Diabetes is defined as high sugar levels in the blood. There are two forms of the disease. In type 1 diabetes, the body does not produce enough insulin. In type 2 diabetes, the body becomes less responsive to insulin. Regardless of the type of diabetes, many people develop a disabling neuropathy. Neuropathy is a condition that results in numbness, tingling, pain, or weakness that typically starts in the feet and progresses up the legs. The distribution is often described as a stocking glove pattern since the feet are affected first followed by the legs and fingers. The most common treatment for diabetes is control of blood sugar levels in an attempt to prevent the many complications, including neuropathy. This review identified 17 randomized studies that addressed whether more aggressive attempts to lower blood glucose levels prevent people from developing neuropathy. Seven of these studies were conducted in people with type 1 diabetes, eight in type 2 diabetes, and two in both types. However, only two studies in type 1 diabetes including 1228 participants and four studies in type 2 diabetes including 6669 participants investigated our primary outcome. In type 1 diabetes, there was a significant effect of more aggressive therapies in preventing neuropathy compared with standard treatment. In type 2 diabetes, more aggressive therapy was also beneficial in preventing symptoms and signs of clinical neuropathy, but the result was not statistically significant as measured by the primary method selected for this review. However, there was a significant positive effect on the amount of nerve damage measured with electrical nerve conduction tests and a special machine to measure the threshold of detection of vibration in both types of diabetes. Overall, the evidence indicates that more aggressive treatments of sugar levels delay the onset of neuropathy in both types of diabetes. No other treatments have proven effective to date. However, the beneficial effect has to be balanced against the significantly increased risk of dangerously low blood sugar levels that can occur in both types of diabetes and which can lead to brain injury amongst other issues.
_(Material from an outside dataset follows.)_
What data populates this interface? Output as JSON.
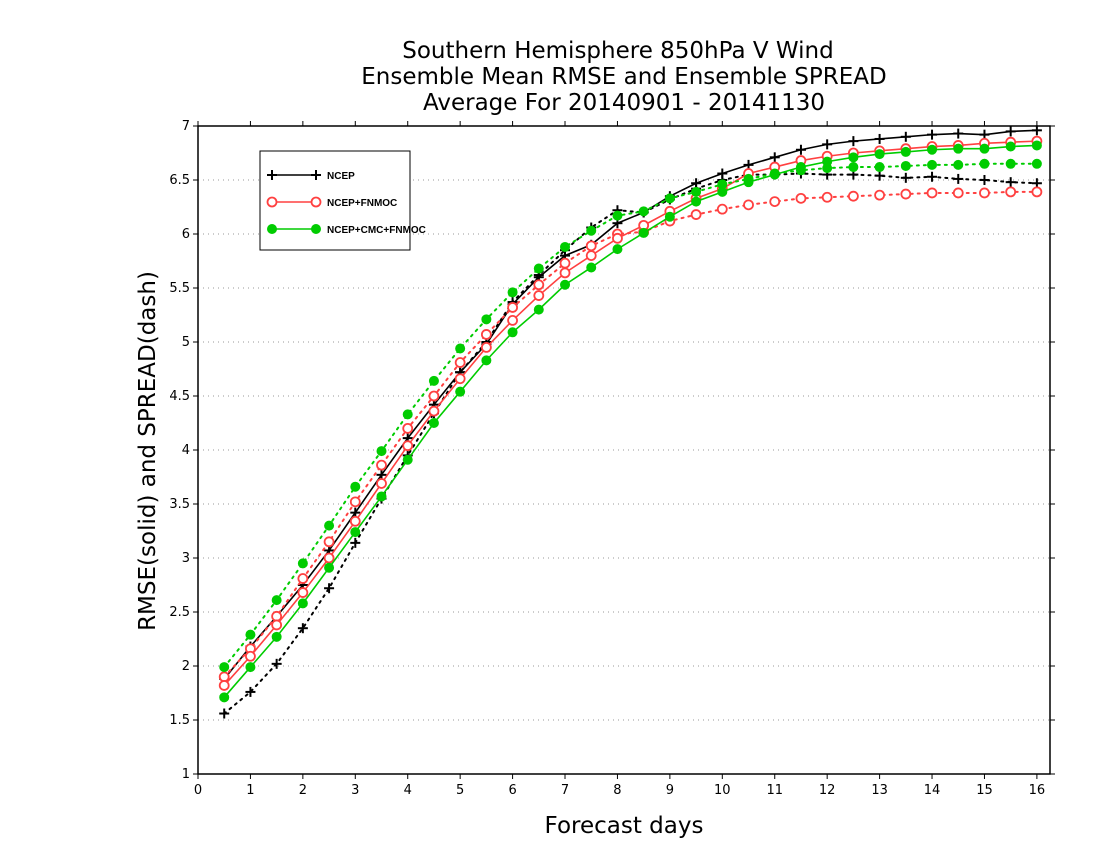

According to high-quality evidence, enhanced glucose control significantly prevents the development of clinical neuropathy and reduces nerve conduction and vibration threshold abnormalities in type 1 diabetes mellitus. In type 2 diabetes mellitus, enhanced glucose control reduces the incidence of clinical neuropathy, although this was not formally statistically significant (P = 0.06). However, enhanced glucose control does significantly reduce nerve conduction and vibration threshold abnormalities. Importantly, enhanced glucose control significantly increases the risk of severe hypoglycemic episodes, which needs to be taken into account when evaluating its risk/benefit ratio.
There are two types of diabetes. Type 1 diabetes affects younger people and needs treatment with insulin injections. Type 2 diabetes affects older people and can usually be treated by diet and oral drugs. Diabetic neuropathy affects 10% of patients with diabetes mellitus at diagnosis and 40% to 50% after 10 years. Enhanced glucose control is the best studied intervention for the prevention of this disabling condition but there have been no systematic reviews of the evidence.
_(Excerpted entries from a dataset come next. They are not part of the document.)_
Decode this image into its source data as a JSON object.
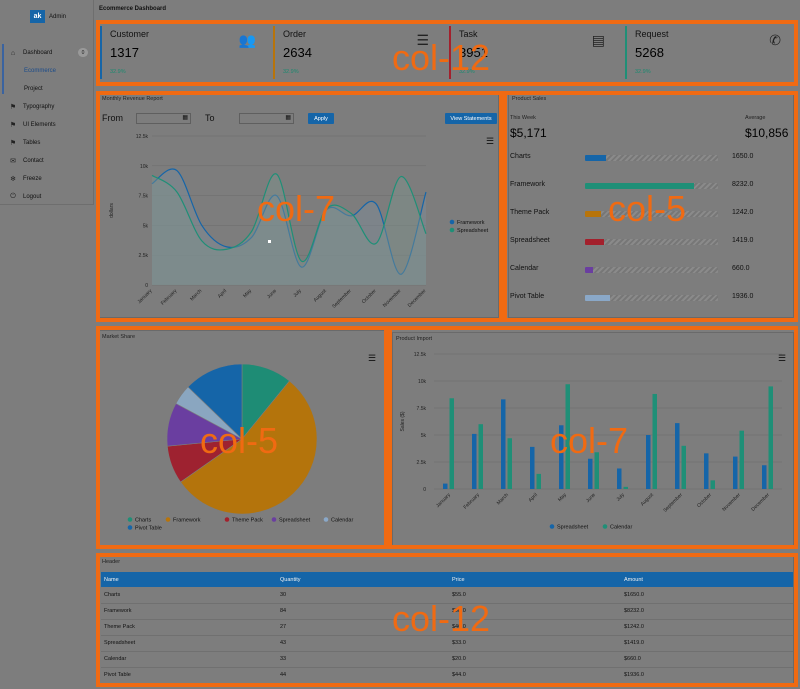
{
  "brand": {
    "logo_text": "ak",
    "name": "Admin"
  },
  "page_title": "Ecommerce Dashboard",
  "sidebar": {
    "items": [
      {
        "label": "Dashboard",
        "icon": "home-icon",
        "glyph": "⌂",
        "badge": "0"
      },
      {
        "label": "Ecommerce",
        "sub": true,
        "active": true
      },
      {
        "label": "Project",
        "sub": true
      },
      {
        "label": "Typography",
        "icon": "flag-icon",
        "glyph": "⚑"
      },
      {
        "label": "UI Elements",
        "icon": "flag-icon",
        "glyph": "⚑"
      },
      {
        "label": "Tables",
        "icon": "flag-icon",
        "glyph": "⚑"
      },
      {
        "label": "Contact",
        "icon": "envelope-icon",
        "glyph": "✉"
      },
      {
        "label": "Freeze",
        "icon": "snowflake-icon",
        "glyph": "❄"
      },
      {
        "label": "Logout",
        "icon": "power-icon",
        "glyph": "⏻"
      }
    ]
  },
  "stats": [
    {
      "label": "Customer",
      "value": "1317",
      "pct": "32.9%",
      "color": "#1565a8",
      "icon": "users-icon",
      "glyph": "👥"
    },
    {
      "label": "Order",
      "value": "2634",
      "pct": "32.9%",
      "color": "#b8740a",
      "icon": "list-icon",
      "glyph": "☰"
    },
    {
      "label": "Task",
      "value": "3951",
      "pct": "32.9%",
      "color": "#a3202c",
      "icon": "server-icon",
      "glyph": "▤"
    },
    {
      "label": "Request",
      "value": "5268",
      "pct": "32.9%",
      "color": "#1f8f77",
      "icon": "phone-icon",
      "glyph": "✆"
    }
  ],
  "layout_tags": {
    "row1": "col-12",
    "revenue": "col-7",
    "sales": "col-5",
    "market": "col-5",
    "import": "col-7",
    "table": "col-12"
  },
  "revenue": {
    "title": "Monthly Revenue Report",
    "from_label": "From",
    "to_label": "To",
    "apply_label": "Apply",
    "view_label": "View Statements"
  },
  "sales": {
    "title": "Product Sales",
    "this_week_label": "This Week",
    "this_week_value": "$5,171",
    "average_label": "Average",
    "average_value": "$10,856",
    "items": [
      {
        "name": "Charts",
        "value": "1650.0",
        "fraction": 0.16,
        "color": "#1565a8"
      },
      {
        "name": "Framework",
        "value": "8232.0",
        "fraction": 0.82,
        "color": "#1f8f77"
      },
      {
        "name": "Theme Pack",
        "value": "1242.0",
        "fraction": 0.12,
        "color": "#b8740a"
      },
      {
        "name": "Spreadsheet",
        "value": "1419.0",
        "fraction": 0.14,
        "color": "#a3202c"
      },
      {
        "name": "Calendar",
        "value": "660.0",
        "fraction": 0.06,
        "color": "#6a3ea0"
      },
      {
        "name": "Pivot Table",
        "value": "1936.0",
        "fraction": 0.19,
        "color": "#8aa8c8"
      }
    ]
  },
  "market": {
    "title": "Market Share"
  },
  "import": {
    "title": "Product Import"
  },
  "table": {
    "title": "Header",
    "columns": [
      "Name",
      "Quantity",
      "Price",
      "Amount"
    ],
    "rows": [
      [
        "Charts",
        "30",
        "$55.0",
        "$1650.0"
      ],
      [
        "Framework",
        "84",
        "$98.0",
        "$8232.0"
      ],
      [
        "Theme Pack",
        "27",
        "$46.0",
        "$1242.0"
      ],
      [
        "Spreadsheet",
        "43",
        "$33.0",
        "$1419.0"
      ],
      [
        "Calendar",
        "33",
        "$20.0",
        "$660.0"
      ],
      [
        "Pivot Table",
        "44",
        "$44.0",
        "$1936.0"
      ]
    ]
  },
  "chart_data": [
    {
      "type": "area",
      "categories": [
        "January",
        "February",
        "March",
        "April",
        "May",
        "June",
        "July",
        "August",
        "September",
        "October",
        "November",
        "December"
      ],
      "ylabel": "dollars",
      "ylim": [
        0,
        12500
      ],
      "yticks": [
        "0",
        "2.5k",
        "5k",
        "7.5k",
        "10k",
        "12.5k"
      ],
      "legend_position": "right",
      "series": [
        {
          "name": "Framework",
          "color": "#1565a8",
          "values": [
            8500,
            9600,
            5000,
            3200,
            4000,
            7500,
            1500,
            6300,
            5800,
            6800,
            900,
            7800
          ]
        },
        {
          "name": "Spreadsheet",
          "color": "#1f8f77",
          "values": [
            9200,
            7800,
            3700,
            3000,
            4500,
            9300,
            2000,
            6400,
            6000,
            3500,
            9100,
            4300
          ]
        }
      ]
    },
    {
      "type": "pie",
      "legend_position": "bottom",
      "labels": [
        "Charts",
        "Framework",
        "Theme Pack",
        "Spreadsheet",
        "Calendar",
        "Pivot Table"
      ],
      "values": [
        1650,
        8232,
        1242,
        1419,
        660,
        1936
      ],
      "colors": [
        "#1f8f77",
        "#b8740a",
        "#a3202c",
        "#6a3ea0",
        "#8aa8c8",
        "#1565a8"
      ]
    },
    {
      "type": "bar",
      "categories": [
        "January",
        "February",
        "March",
        "April",
        "May",
        "June",
        "July",
        "August",
        "September",
        "October",
        "November",
        "December"
      ],
      "ylabel": "Sales ($)",
      "ylim": [
        0,
        12500
      ],
      "yticks": [
        "0",
        "2.5k",
        "5k",
        "7.5k",
        "10k",
        "12.5k"
      ],
      "legend_position": "bottom",
      "series": [
        {
          "name": "Spreadsheet",
          "color": "#1565a8",
          "values": [
            500,
            5100,
            8300,
            3900,
            5900,
            2800,
            1900,
            5000,
            6100,
            3300,
            3000,
            2200
          ]
        },
        {
          "name": "Calendar",
          "color": "#1f8f77",
          "values": [
            8400,
            6000,
            4700,
            1400,
            9700,
            3400,
            200,
            8800,
            4000,
            800,
            5400,
            9500
          ]
        }
      ]
    }
  ]
}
To examine the evidence for enhanced glucose control in the prevention of distal symmetric polyneuropathy in people with type 1 and type 2 diabetes.
We searched the Cochrane Neuromuscular Disease Group Specialized Register (30 January 2012), CENTRAL (2012, Issue 1), MEDLINE (1966 to January 2012) and EMBASE (1980 to January 2012) for randomized controlled trials of enhanced glucose control in diabetes mellitus.
We included all randomized, controlled studies investigating enhanced glycemic control that reported neuropathy outcomes after at least one year of intervention. Our primary outcome measure was annual development of clinical neuropathy defined by a clinical scale. Secondary outcomes included motor nerve conduction velocity and quantitative vibration testing.
Two authors independently reviewed all titles and abstracts identified by the database searches for inclusion. Two authors abstracted data from all included studies with a standardized form. A third author mediated conflicts. We analyzed the presence of clinical neuropathy with annualized risk differences (RDs), and conduction velocity and quantitative velocity measurements with mean differences per year.
This review identified 17 randomized studies that addressed whether enhanced glucose control prevents the development of neuropathy. Seven of these studies were conducted in people with type 1 diabetes, eight in type 2 diabetes, and two in both types. A meta-analysis of the two studies that reported the primary outcome (incidence of clinical neuropathy) with a total of 1228 participants with type 1 diabetes revealed a significantly reduced risk of developing clinical neuropathy in those with enhanced glucose control, an annualized RD of -1.84% (95% confidence interval (CI) -1.11 to -2.56). In a similar analysis of four studies that reported the primary outcome, involving 6669 participants with type 2 diabetes, the annualized RD of developing clinical neuropathy was -0.58% (95% CI 0.01 to -1.17). Most secondary outcomes were significantly in favor of intensive treatment in both populations. However, both types of diabetic participants also had a significant increase in severe adverse events including hypoglycemic events.